Charter schools like ours provide choice. No one school is going to meet the needs of all students, so charter schools allow families to find school models that align with their values and support the strengths of their children. 
When I think of the impact of our schools, I think of individual students. There are a lot of students who come in our doors who would do well wherever they went, but there are also many who get something unique at our schools, whether it’s a program we have or a staff member who really helps them. We’re proud of those situations. Some of our students have taken alternative pathways, and we have supported them and consider them successes because they’re on the path to where they need to go.

What can other schools and educators learn from Equality Charter School?
We accept all students as they come to us, and we adjust our program to meet their needs. People hear charter and think that means we don’t accept challenging students, but that’s just not the case. We’ve been able to show some real success over time with the most challenging students. We’ve had students who start with us in sixth grade and academically, they don’t look good on paper, and then in high school, we’re able to close the gap and get them across the finish line before they go off to college. Sometimes you don’t see the results for six or seven years, so it’s about keeping the long game in focus. That’s something our school model has really shown. Sticking with kids for the long haul has really paid off and I think that’s something special about us.

Can you share with us some of the most interesting moments in your career?
There’s never a dull moment. The thing that stands out to me the most is our staff members going above and beyond, especially during the pandemic. For example, our middle school principal drove to students’ houses during the pandemic just to give them chargers for their Chromebooks. We also had the social worker and assistant principal of our high school do home visits for some families. These are things that they don’t even mention because they think they’re part of their jobs, but I believe they are the unsung heroes.
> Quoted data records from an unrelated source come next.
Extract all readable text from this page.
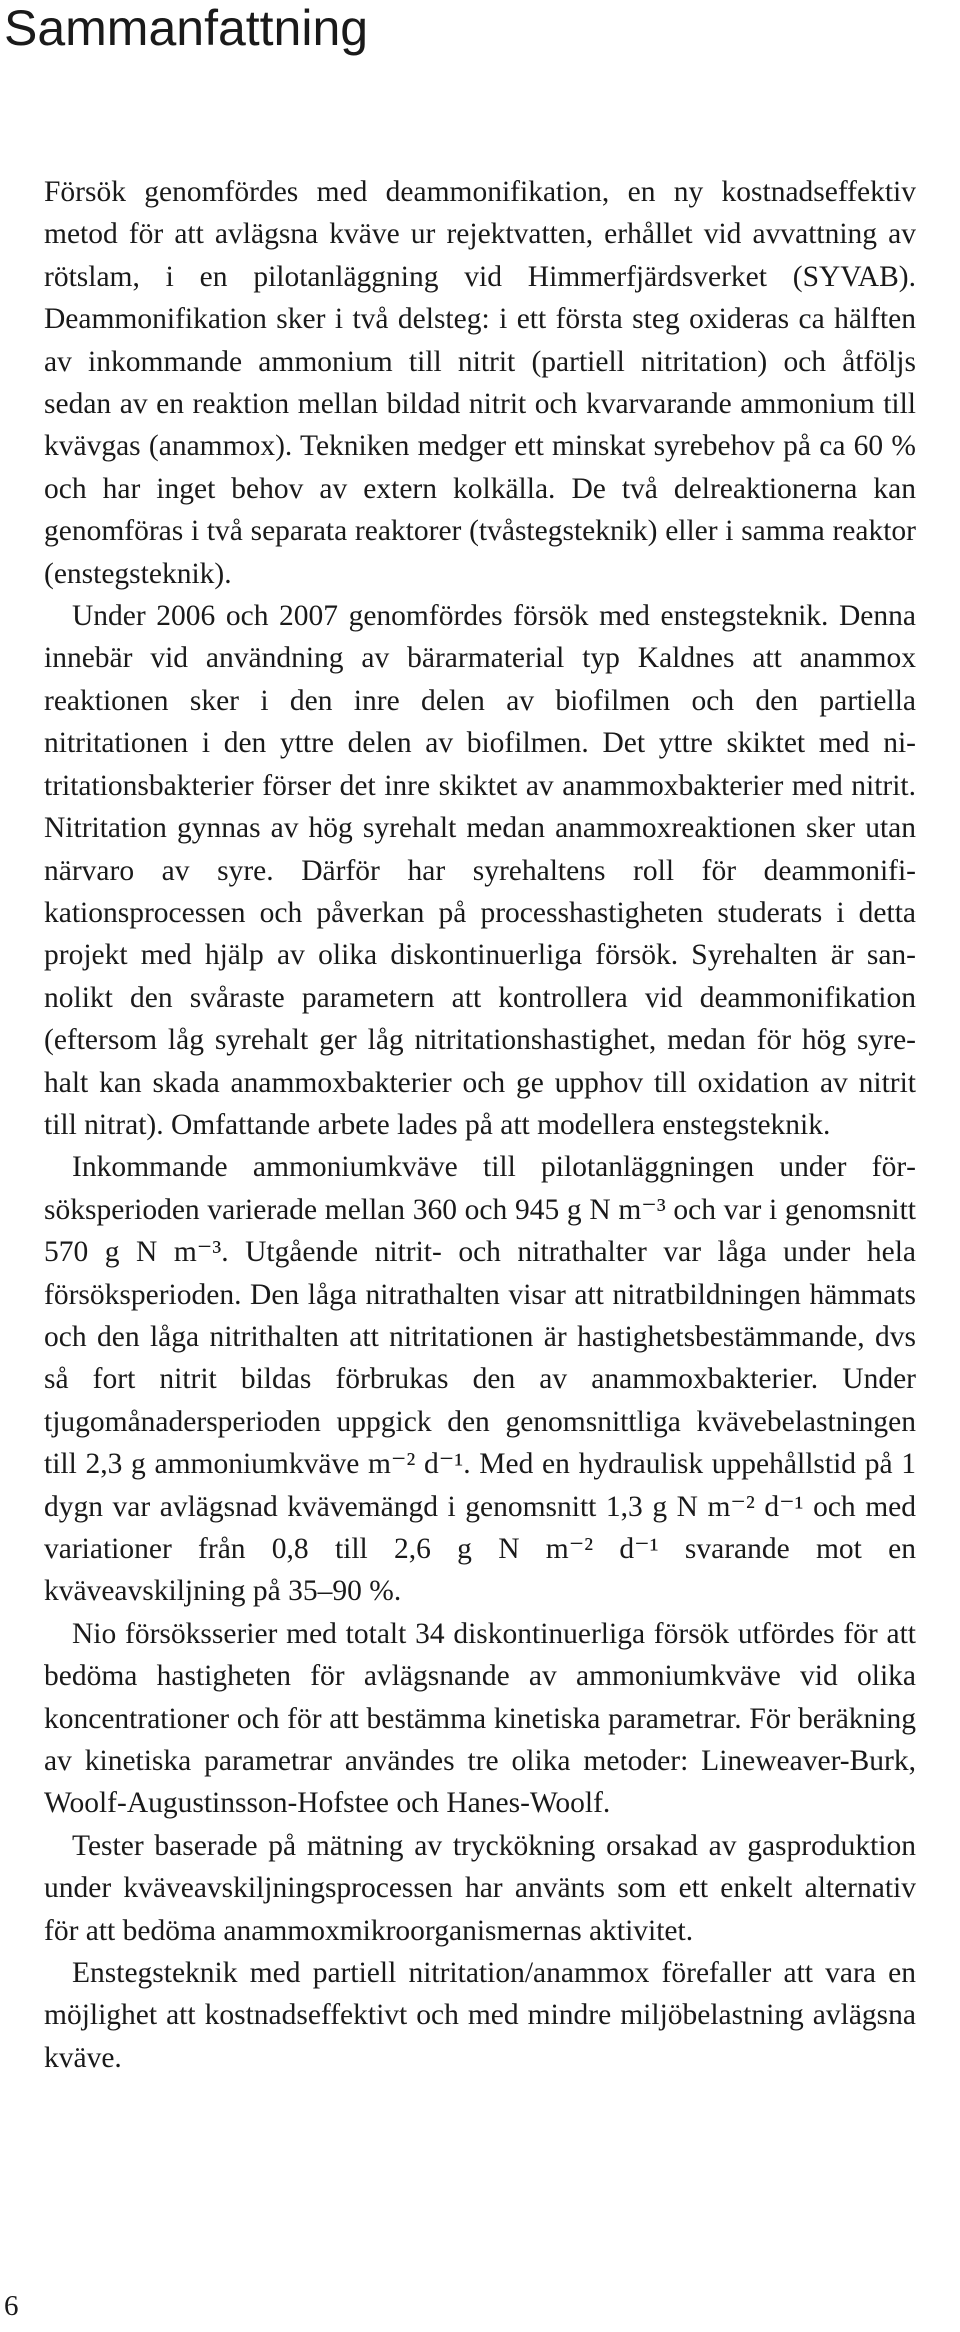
Sammanfattning

Försök genomfördes med deammonifikation, en ny kostnadseffektiv metod för att avlägsna kväve ur rejektvatten, erhållet vid avvattning av rötslam, i en pilotanläggning vid Himmerfjärdsverket (SYVAB). Deammonifikation sker i två delsteg: i ett första steg oxideras ca hälften av inkommande ammonium till nitrit (partiell nitritation) och åtföljs sedan av en reaktion mellan bildad nitrit och kvarvarande ammonium till kvävgas (anammox). Tekniken medger ett minskat syrebehov på ca 60 % och har inget behov av extern kolkälla. De två delreaktionerna kan genomföras i två separata reaktorer (tvåstegsteknik) eller i samma reaktor (enstegsteknik).

Under 2006 och 2007 genomfördes försök med enstegsteknik. Denna innebär vid användning av bärarmaterial typ Kaldnes att anammox reaktionen sker i den inre delen av biofilmen och den partiella nitritationen i den yttre delen av biofilmen. Det yttre skiktet med nitritationsbakterier förser det inre skiktet av anammoxbakterier med nitrit. Nitritation gynnas av hög syrehalt medan anammoxreaktionen sker utan närvaro av syre. Därför har syrehaltens roll för deammonifikationsprocessen och påverkan på processhastigheten studerats i detta projekt med hjälp av olika diskontinuerliga försök. Syrehalten är sannolikt den svåraste parametern att kontrollera vid deammonifikation (eftersom låg syrehalt ger låg nitritationshastighet, medan för hög syrehalt kan skada anammoxbakterier och ge upphov till oxidation av nitrit till nitrat). Omfattande arbete lades på att modellera enstegsteknik.

Inkommande ammoniumkväve till pilotanläggningen under försöksperioden varierade mellan 360 och 945 g N m⁻³ och var i genomsnitt 570 g N m⁻³. Utgående nitrit- och nitrathalter var låga under hela försöksperioden. Den låga nitrathalten visar att nitratbildningen hämmats och den låga nitrithalten att nitritationen är hastighetsbestämmande, dvs så fort nitrit bildas förbrukas den av anammoxbakterier. Under tjugomånadersperioden uppgick den genomsnittliga kvävebelastningen till 2,3 g ammoniumkväve m⁻² d⁻¹. Med en hydraulisk uppehållstid på 1 dygn var avlägsnad kvävemängd i genomsnitt 1,3 g N m⁻² d⁻¹ och med variationer från 0,8 till 2,6 g N m⁻² d⁻¹ svarande mot en kväveavskiljning på 35–90 %.

Nio försöksserier med totalt 34 diskontinuerliga försök utfördes för att bedöma hastigheten för avlägsnande av ammoniumkväve vid olika koncentrationer och för att bestämma kinetiska parametrar. För beräkning av kinetiska parametrar användes tre olika metoder: Lineweaver-Burk, Woolf-Augustinsson-Hofstee och Hanes-Woolf.

Tester baserade på mätning av tryckökning orsakad av gasproduktion under kväveavskiljningsprocessen har använts som ett enkelt alternativ för att bedöma anammoxmikroorganismernas aktivitet.

Enstegsteknik med partiell nitritation/anammox förefaller att vara en möjlighet att kostnadseffektivt och med mindre miljöbelastning avlägsna kväve.

6
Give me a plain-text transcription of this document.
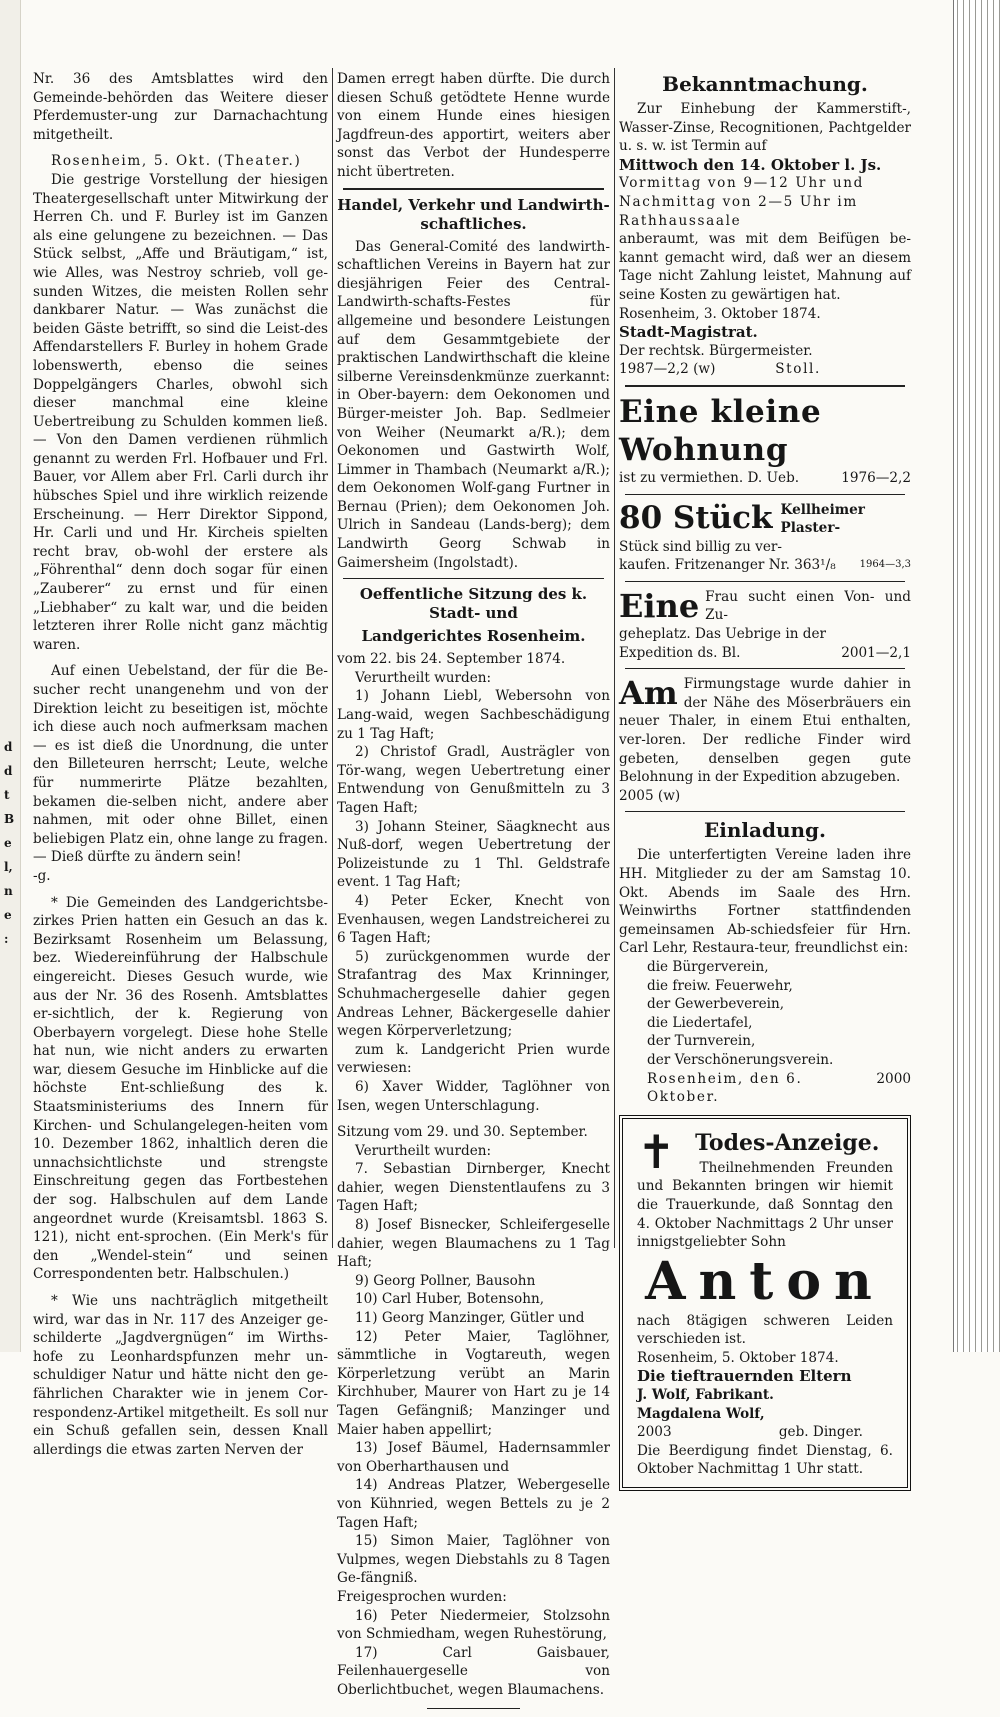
d
d
t
B
e
l,
n
e
:

Nr. 36 des Amtsblattes wird den Gemeinde-behörden das Weitere dieser Pferdemuster-ung zur Darnachachtung mitgetheilt.

Rosenheim, 5. Okt. (Theater.)

Die gestrige Vorstellung der hiesigen Theatergesellschaft unter Mitwirkung der Herren Ch. und F. Burley ist im Ganzen als eine gelungene zu bezeichnen. — Das Stück selbst, „Affe und Bräutigam,“ ist, wie Alles, was Nestroy schrieb, voll ge-sunden Witzes, die meisten Rollen sehr dankbarer Natur. — Was zunächst die beiden Gäste betrifft, so sind die Leist-des Affendarstellers F. Burley in hohem Grade lobenswerth, ebenso die seines Doppelgängers Charles, obwohl sich dieser manchmal eine kleine Uebertreibung zu Schulden kommen ließ. — Von den Damen verdienen rühmlich genannt zu werden Frl. Hofbauer und Frl. Bauer, vor Allem aber Frl. Carli durch ihr hübsches Spiel und ihre wirklich reizende Erscheinung. — Herr Direktor Sippond, Hr. Carli und und Hr. Kircheis spielten recht brav, ob-wohl der erstere als „Föhrenthal“ denn doch sogar für einen „Zauberer“ zu ernst und für einen „Liebhaber“ zu kalt war, und die beiden letzteren ihrer Rolle nicht ganz mächtig waren.

Auf einen Uebelstand, der für die Be-sucher recht unangenehm und von der Direktion leicht zu beseitigen ist, möchte ich diese auch noch aufmerksam machen — es ist dieß die Unordnung, die unter den Billeteuren herrscht; Leute, welche für nummerirte Plätze bezahlten, bekamen die-selben nicht, andere aber nahmen, mit oder ohne Billet, einen beliebigen Platz ein, ohne lange zu fragen. — Dieß dürfte zu ändern sein!

-g.

* Die Gemeinden des Landgerichtsbe-zirkes Prien hatten ein Gesuch an das k. Bezirksamt Rosenheim um Belassung, bez. Wiedereinführung der Halbschule eingereicht. Dieses Gesuch wurde, wie aus der Nr. 36 des Rosenh. Amtsblattes er-sichtlich, der k. Regierung von Oberbayern vorgelegt. Diese hohe Stelle hat nun, wie nicht anders zu erwarten war, diesem Gesuche im Hinblicke auf die höchste Ent-schließung des k. Staatsministeriums des Innern für Kirchen- und Schulangelegen-heiten vom 10. Dezember 1862, inhaltlich deren die unnachsichtlichste und strengste Einschreitung gegen das Fortbestehen der sog. Halbschulen auf dem Lande angeordnet wurde (Kreisamtsbl. 1863 S. 121), nicht ent-sprochen. (Ein Merk's für den „Wendel-stein“ und seinen Correspondenten betr. Halbschulen.)

* Wie uns nachträglich mitgetheilt wird, war das in Nr. 117 des Anzeiger ge-schilderte „Jagdvergnügen“ im Wirths-hofe zu Leonhardspfunzen mehr un-schuldiger Natur und hätte nicht den ge-fährlichen Charakter wie in jenem Cor-respondenz-Artikel mitgetheilt. Es soll nur ein Schuß gefallen sein, dessen Knall allerdings die etwas zarten Nerven der

Damen erregt haben dürfte. Die durch diesen Schuß getödtete Henne wurde von einem Hunde eines hiesigen Jagdfreun-des apportirt, weiters aber sonst das Verbot der Hundesperre nicht übertreten.

Handel, Verkehr und Landwirth-schaftliches.

Das General-Comité des landwirth-schaftlichen Vereins in Bayern hat zur diesjährigen Feier des Central-Landwirth-schafts-Festes für allgemeine und besondere Leistungen auf dem Gesammtgebiete der praktischen Landwirthschaft die kleine silberne Vereinsdenkmünze zuerkannt: in Ober-bayern: dem Oekonomen und Bürger-meister Joh. Bap. Sedlmeier von Weiher (Neumarkt a/R.); dem Oekonomen und Gastwirth Wolf, Limmer in Thambach (Neumarkt a/R.); dem Oekonomen Wolf-gang Furtner in Bernau (Prien); dem Oekonomen Joh. Ulrich in Sandeau (Lands-berg); dem Landwirth Georg Schwab in Gaimersheim (Ingolstadt).

Oeffentliche Sitzung des k. Stadt- und
Landgerichtes Rosenheim.

vom 22. bis 24. September 1874.

Verurtheilt wurden:

1) Johann Liebl, Webersohn von Lang-waid, wegen Sachbeschädigung zu 1 Tag Haft;

2) Christof Gradl, Austrägler von Tör-wang, wegen Uebertretung einer Entwendung von Genußmitteln zu 3 Tagen Haft;

3) Johann Steiner, Säagknecht aus Nuß-dorf, wegen Uebertretung der Polizeistunde zu 1 Thl. Geldstrafe event. 1 Tag Haft;

4) Peter Ecker, Knecht von Evenhausen, wegen Landstreicherei zu 6 Tagen Haft;

5) zurückgenommen wurde der Strafantrag des Max Krinninger, Schuhmachergeselle dahier gegen Andreas Lehner, Bäckergeselle dahier wegen Körperverletzung;

zum k. Landgericht Prien wurde verwiesen:

6) Xaver Widder, Taglöhner von Isen, wegen Unterschlagung.

Sitzung vom 29. und 30. September.

Verurtheilt wurden:

7. Sebastian Dirnberger, Knecht dahier, wegen Dienstentlaufens zu 3 Tagen Haft;

8) Josef Bisnecker, Schleifergeselle dahier, wegen Blaumachens zu 1 Tag Haft;

9) Georg Pollner, Bausohn

10) Carl Huber, Botensohn,

11) Georg Manzinger, Gütler und

12) Peter Maier, Taglöhner, sämmtliche in Vogtareuth, wegen Körperletzung verübt an Marin Kirchhuber, Maurer von Hart zu je 14 Tagen Gefängniß; Manzinger und Maier haben appellirt;

13) Josef Bäumel, Hadernsammler von Oberharthausen und

14) Andreas Platzer, Webergeselle von Kühnried, wegen Bettels zu je 2 Tagen Haft;

15) Simon Maier, Taglöhner von Vulpmes, wegen Diebstahls zu 8 Tagen Ge-fängniß.

Freigesprochen wurden:

16) Peter Niedermeier, Stolzsohn von Schmiedham, wegen Ruhestörung,

17) Carl Gaisbauer, Feilenhauergeselle von Oberlichtbuchet, wegen Blaumachens.

Bekanntmachung.

Zur Einhebung der Kammerstift-, Wasser-Zinse, Recognitionen, Pachtgelder u. s. w. ist Termin auf

Mittwoch den 14. Oktober l. Js.

Vormittag von 9—12 Uhr und

Nachmittag von 2—5 Uhr im

Rathhaussaale

anberaumt, was mit dem Beifügen be-kannt gemacht wird, daß wer an diesem Tage nicht Zahlung leistet, Mahnung auf seine Kosten zu gewärtigen hat.

Rosenheim, 3. Oktober 1874.

Stadt-Magistrat.

Der rechtsk. Bürgermeister.

1987—2,2 (w)	Stoll.
Eine kleine Wohnung
ist zu vermiethen. D. Ueb.	1976—2,2
80 Stück Kellheimer Plaster-

Stück sind billig zu ver-

kaufen. Fritzenanger Nr. 363¹/₈ 1964—3,3
Eine Frau sucht einen Von- und Zu-

geheplatz. Das Uebrige in der

Expedition ds. Bl.	2001—2,1
Am Firmungstage wurde dahier in der Nähe des Möserbräuers ein neuer Thaler, in einem Etui enthalten, ver-loren. Der redliche Finder wird gebeten, denselben gegen gute Belohnung in der Expedition abzugeben.

2005 (w)

Einladung.

Die unterfertigten Vereine laden ihre HH. Mitglieder zu der am Samstag 10. Okt. Abends im Saale des Hrn. Weinwirths Fortner stattfindenden gemeinsamen Ab-schiedsfeier für Hrn. Carl Lehr, Restaura-teur, freundlichst ein:

die Bürgerverein,

die freiw. Feuerwehr,

der Gewerbeverein,

die Liedertafel,

der Turnverein,

der Verschönerungsverein.

Rosenheim, den 6. Oktober.
2000
✝ Todes-Anzeige.

Theilnehmenden Freunden und Bekannten bringen wir hiemit die Trauerkunde, daß Sonntag den 4. Oktober Nachmittags 2 Uhr unser innigstgeliebter Sohn

Anton

nach 8tägigen schweren Leiden verschieden ist.

Rosenheim, 5. Oktober 1874.

Die tieftrauernden Eltern

J. Wolf, Fabrikant.

Magdalena Wolf,

2003	geb. Dinger.

Die Beerdigung findet Dienstag, 6. Oktober Nachmittag 1 Uhr statt.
How has your job evolved in the face of a global pandemic?
The job has evolved a lot. We spend a lot of time addressing changes related to COVID, and it has created a huge workload for us. We had to figure out how to teach in a different way while continuing to prioritize our scholars above everything else. First, we moved strictly to remote instruction and had to get up and running quickly. Then, we moved to concurrent teaching, with students both at home and at school. We felt that was the best model, but it’s been taxing on our staff. We’ve also done a lot of work to support the emotional well-being of our staff and our scholars. It’s a whole different world now.
What advice would you give to parents whose children are struggling in school due to the pandemic?
From an academic standpoint, it’s important not to focus on catching our kids up. The social-emotional needs of our children are so great right now that focusing on catching up is an unhealthy mindset. I would advise parents to create a new baseline for their kids, based on where they are now, and build on that, rather than focusing on where they think their children should be. 
From a social-emotional standpoint, it’s important for parents to work with their schools to get as many resources for their kids as they can. There’s a lot of federal funding coming out now, so many schools have added social-emotional support staff. I think sometimes parents don’t know they have access to those services for their children. 
If you could have a conversation with yourself when you were a student at Stony Brook, what advice would you give?
As a student, I was focused on the content that I would be teaching. I wish I understood back then that teaching is so much more than that. It’s really about raising young people and their social-emotional needs. While I knew it on some level, I didn’t understand how much of an influence you end up having on kids’ lives. I think I could have gotten more out of my program back then if I had known that.